January 14, 2007: Iran admitted that it's nuclear program was behind schedule, and that its centrifuge effort, needed to produce radioactive material for power plants (or bombs) was encountering problems. Even with that, Iran appears to have no real obstacles to having nuclear weapons within five years. At that point, the reasoning goes, the Iranians can bully the Gulf Arabs without fear of American interference.

January 12, 2007: A British soldier, of Iranian descent, was arrested and charged with spying for Iran. The accused worked in Afghanistan as a translator for the British commander.

January 11, 2007: After a rather blunt threat from Iran, the UAE ( United Arab Emirates) said it would not cooperate with the U.S. in spying on Iran. The UAE knows that Iran's main targets in the area are Kuwait and Saudi Arabia. The smaller states along the west coast of the Persian Gulf have long survived by being nice to the local bullies and being an inconspicuous as possible. The smaller states hope that Iran and Saudi Arabia will fight it out, and, as has been the case for centuries, leave the little guys alone.

Meanwhile, in northern Iraq, American troops raided the Iranian "liaison office" (that was to become a consulate), arrested six people and seized documents and computers. The Kurds protested, but the U.S. apparently had evidence that Iran was running many Iraq operations out of this office. The Iranians protested that diplomatic immunity has been violated. But since Iranians took over the U.S. embassy in 1979, and took American diplomats hostage, the U.S. has considered Iran outlaws when it comes to the sanctity of embassies.

Along the Iraqi border, in south Iran, three explosions were heard. The government said the explosions were not near any oil facilities, and others said it was all about destroying minefields left over from the 1980-88 war.

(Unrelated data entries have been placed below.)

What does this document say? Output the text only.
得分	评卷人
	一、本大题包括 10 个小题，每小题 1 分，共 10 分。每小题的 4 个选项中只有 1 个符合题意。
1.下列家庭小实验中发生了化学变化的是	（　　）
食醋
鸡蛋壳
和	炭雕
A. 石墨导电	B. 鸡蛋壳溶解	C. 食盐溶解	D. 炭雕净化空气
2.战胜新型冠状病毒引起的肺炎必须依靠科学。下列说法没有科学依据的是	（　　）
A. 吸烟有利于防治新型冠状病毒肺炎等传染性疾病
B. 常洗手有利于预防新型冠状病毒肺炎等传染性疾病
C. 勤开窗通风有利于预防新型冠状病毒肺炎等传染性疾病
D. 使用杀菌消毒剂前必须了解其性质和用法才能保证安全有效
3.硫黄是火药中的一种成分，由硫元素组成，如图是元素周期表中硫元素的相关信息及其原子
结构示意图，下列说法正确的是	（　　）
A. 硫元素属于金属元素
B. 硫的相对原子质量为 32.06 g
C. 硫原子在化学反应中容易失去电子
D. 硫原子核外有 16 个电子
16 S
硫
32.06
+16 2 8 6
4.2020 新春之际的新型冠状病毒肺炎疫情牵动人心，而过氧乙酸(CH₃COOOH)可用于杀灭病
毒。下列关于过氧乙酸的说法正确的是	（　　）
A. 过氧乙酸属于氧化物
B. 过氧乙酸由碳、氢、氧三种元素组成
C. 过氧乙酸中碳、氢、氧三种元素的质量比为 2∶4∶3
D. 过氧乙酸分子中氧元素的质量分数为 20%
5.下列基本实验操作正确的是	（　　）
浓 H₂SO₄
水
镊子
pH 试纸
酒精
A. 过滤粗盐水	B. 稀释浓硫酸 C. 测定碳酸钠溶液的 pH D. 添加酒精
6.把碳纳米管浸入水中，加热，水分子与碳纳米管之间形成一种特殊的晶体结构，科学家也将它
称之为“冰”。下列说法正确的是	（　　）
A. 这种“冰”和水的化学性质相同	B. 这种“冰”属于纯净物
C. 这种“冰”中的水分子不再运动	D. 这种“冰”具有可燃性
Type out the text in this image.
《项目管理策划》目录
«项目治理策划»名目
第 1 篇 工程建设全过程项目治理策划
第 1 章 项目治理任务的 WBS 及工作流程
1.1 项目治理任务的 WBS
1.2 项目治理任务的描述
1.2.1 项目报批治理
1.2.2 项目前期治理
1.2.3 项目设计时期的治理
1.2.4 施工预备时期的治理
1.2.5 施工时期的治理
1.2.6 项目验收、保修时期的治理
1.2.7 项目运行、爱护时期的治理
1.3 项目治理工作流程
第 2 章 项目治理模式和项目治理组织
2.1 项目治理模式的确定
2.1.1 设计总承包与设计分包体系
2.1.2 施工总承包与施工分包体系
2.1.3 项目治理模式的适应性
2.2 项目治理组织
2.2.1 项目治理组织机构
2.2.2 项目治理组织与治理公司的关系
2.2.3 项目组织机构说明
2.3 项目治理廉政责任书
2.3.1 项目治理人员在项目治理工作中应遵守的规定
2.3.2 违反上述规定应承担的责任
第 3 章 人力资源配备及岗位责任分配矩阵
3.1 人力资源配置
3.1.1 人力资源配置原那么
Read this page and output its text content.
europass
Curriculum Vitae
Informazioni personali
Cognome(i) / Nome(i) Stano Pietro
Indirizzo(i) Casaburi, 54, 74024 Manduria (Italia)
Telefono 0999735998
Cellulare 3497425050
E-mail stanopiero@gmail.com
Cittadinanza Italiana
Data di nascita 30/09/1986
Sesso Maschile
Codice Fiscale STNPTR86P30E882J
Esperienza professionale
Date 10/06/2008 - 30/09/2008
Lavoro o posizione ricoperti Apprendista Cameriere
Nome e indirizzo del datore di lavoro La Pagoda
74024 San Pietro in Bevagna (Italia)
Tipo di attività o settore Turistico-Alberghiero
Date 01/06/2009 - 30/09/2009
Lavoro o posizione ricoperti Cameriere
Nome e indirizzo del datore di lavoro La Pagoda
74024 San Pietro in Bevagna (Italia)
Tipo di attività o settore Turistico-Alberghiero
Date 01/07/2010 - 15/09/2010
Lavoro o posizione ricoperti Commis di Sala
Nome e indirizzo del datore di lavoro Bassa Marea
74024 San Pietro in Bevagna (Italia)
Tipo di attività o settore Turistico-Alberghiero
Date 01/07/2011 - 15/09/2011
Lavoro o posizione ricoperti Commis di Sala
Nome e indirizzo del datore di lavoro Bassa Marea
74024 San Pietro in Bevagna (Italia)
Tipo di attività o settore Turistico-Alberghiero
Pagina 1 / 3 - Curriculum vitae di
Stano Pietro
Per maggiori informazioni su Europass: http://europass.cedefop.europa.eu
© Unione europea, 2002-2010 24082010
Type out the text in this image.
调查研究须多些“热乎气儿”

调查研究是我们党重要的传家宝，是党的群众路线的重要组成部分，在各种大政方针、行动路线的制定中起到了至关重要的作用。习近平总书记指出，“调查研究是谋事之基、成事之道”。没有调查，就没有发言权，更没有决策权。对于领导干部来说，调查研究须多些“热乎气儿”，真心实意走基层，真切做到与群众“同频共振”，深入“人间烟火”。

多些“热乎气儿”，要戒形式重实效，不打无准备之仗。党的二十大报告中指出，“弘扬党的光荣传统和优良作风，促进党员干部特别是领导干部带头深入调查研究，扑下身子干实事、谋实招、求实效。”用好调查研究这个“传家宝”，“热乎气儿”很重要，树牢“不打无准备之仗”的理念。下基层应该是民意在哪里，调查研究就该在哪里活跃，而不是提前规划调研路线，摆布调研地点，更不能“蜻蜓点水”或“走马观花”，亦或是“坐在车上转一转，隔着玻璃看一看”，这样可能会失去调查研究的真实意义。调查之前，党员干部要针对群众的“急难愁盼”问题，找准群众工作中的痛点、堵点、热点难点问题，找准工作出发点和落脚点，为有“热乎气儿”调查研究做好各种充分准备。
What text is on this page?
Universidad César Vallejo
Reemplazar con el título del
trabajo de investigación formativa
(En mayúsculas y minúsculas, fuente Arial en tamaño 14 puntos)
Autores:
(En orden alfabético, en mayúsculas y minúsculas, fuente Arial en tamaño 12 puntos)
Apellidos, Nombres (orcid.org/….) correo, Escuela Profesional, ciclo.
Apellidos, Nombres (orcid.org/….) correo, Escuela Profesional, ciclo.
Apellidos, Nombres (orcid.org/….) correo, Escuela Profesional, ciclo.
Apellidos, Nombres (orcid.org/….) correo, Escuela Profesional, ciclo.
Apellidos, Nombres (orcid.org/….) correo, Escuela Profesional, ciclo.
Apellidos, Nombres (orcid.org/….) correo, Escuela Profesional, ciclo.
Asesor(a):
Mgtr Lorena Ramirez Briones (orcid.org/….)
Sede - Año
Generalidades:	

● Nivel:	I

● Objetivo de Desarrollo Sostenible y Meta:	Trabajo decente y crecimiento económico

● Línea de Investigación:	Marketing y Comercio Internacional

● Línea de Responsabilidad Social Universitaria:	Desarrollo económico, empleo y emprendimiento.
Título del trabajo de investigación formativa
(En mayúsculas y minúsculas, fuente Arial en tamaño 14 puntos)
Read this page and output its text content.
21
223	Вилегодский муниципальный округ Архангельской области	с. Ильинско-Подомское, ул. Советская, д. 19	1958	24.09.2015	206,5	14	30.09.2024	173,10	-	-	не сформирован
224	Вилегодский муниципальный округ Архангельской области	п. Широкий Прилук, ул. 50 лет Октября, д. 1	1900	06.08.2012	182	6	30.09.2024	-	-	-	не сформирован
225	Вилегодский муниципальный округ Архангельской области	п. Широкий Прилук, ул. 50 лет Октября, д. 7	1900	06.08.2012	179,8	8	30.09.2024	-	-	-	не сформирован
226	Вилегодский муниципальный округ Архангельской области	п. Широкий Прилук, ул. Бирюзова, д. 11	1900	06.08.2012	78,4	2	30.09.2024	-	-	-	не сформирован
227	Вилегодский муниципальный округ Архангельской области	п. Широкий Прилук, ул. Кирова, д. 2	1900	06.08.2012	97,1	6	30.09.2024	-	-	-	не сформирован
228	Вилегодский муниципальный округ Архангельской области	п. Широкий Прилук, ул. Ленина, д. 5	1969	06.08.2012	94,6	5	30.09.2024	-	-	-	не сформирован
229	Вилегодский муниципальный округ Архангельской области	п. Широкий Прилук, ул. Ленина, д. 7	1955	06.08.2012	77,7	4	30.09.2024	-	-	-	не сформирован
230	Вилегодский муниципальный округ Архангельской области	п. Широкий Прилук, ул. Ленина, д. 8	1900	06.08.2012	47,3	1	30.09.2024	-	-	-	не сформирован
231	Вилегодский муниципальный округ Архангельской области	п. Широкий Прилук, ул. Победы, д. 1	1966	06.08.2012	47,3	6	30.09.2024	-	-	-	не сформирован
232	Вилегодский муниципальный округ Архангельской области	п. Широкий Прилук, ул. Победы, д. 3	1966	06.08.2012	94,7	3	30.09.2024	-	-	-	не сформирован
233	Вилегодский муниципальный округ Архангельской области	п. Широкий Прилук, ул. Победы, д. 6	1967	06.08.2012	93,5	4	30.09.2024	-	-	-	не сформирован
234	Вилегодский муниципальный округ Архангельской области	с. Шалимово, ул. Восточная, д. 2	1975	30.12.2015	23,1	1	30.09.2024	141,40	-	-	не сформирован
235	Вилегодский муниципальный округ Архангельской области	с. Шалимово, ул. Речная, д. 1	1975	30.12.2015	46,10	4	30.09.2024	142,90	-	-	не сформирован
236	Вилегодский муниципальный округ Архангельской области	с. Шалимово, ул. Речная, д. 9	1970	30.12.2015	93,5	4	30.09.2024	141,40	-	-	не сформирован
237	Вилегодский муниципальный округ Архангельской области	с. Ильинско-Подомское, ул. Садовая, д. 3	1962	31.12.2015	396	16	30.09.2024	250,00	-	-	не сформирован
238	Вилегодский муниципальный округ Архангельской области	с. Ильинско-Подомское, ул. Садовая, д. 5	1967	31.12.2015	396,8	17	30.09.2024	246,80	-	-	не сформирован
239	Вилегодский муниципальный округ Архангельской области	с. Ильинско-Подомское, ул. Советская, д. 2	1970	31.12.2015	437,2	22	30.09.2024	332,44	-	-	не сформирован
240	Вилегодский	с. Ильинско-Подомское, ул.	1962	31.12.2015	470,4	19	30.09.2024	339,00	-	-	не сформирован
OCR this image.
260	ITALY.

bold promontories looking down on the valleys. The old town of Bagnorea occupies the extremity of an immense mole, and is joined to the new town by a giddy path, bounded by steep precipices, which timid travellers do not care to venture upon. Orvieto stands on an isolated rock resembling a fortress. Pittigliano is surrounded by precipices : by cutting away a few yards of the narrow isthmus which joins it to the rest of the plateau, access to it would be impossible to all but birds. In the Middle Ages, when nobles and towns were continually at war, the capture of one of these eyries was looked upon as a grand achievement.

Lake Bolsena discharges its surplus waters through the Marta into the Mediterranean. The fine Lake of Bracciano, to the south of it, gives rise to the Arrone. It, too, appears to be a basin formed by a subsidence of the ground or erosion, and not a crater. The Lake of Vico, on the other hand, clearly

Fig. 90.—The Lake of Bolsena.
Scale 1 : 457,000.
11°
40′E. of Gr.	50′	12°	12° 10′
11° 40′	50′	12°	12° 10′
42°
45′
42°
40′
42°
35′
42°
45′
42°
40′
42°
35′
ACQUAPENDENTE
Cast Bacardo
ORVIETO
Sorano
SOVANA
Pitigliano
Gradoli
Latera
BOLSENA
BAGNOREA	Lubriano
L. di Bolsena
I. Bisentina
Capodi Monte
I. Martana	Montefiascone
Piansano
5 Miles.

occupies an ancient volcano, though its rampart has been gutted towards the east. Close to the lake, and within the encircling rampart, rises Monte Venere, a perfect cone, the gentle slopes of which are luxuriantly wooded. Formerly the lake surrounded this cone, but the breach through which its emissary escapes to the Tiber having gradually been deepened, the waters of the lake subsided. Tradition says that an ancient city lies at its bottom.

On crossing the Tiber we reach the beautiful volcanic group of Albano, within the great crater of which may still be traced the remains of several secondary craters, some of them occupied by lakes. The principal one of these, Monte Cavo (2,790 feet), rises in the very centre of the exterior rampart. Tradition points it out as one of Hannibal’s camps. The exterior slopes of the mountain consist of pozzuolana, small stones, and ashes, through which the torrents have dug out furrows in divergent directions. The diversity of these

January 10, 2007: The UN sanctions imposed last December were considered pretty weak. However, they are having a chilling effect on foreign investment in Iran. That's because, combined with the more vigorous moves by the U.S. against Iranian use of the international banking system, and the threat of more sanctions, or even war, foreign investors are backing away from Iran. In response, the Iranian government is trying to reassure potential investors. But this is difficult when Iranian president Ahmadinejad, and other hard liners, keep spouting off about destruction and making war.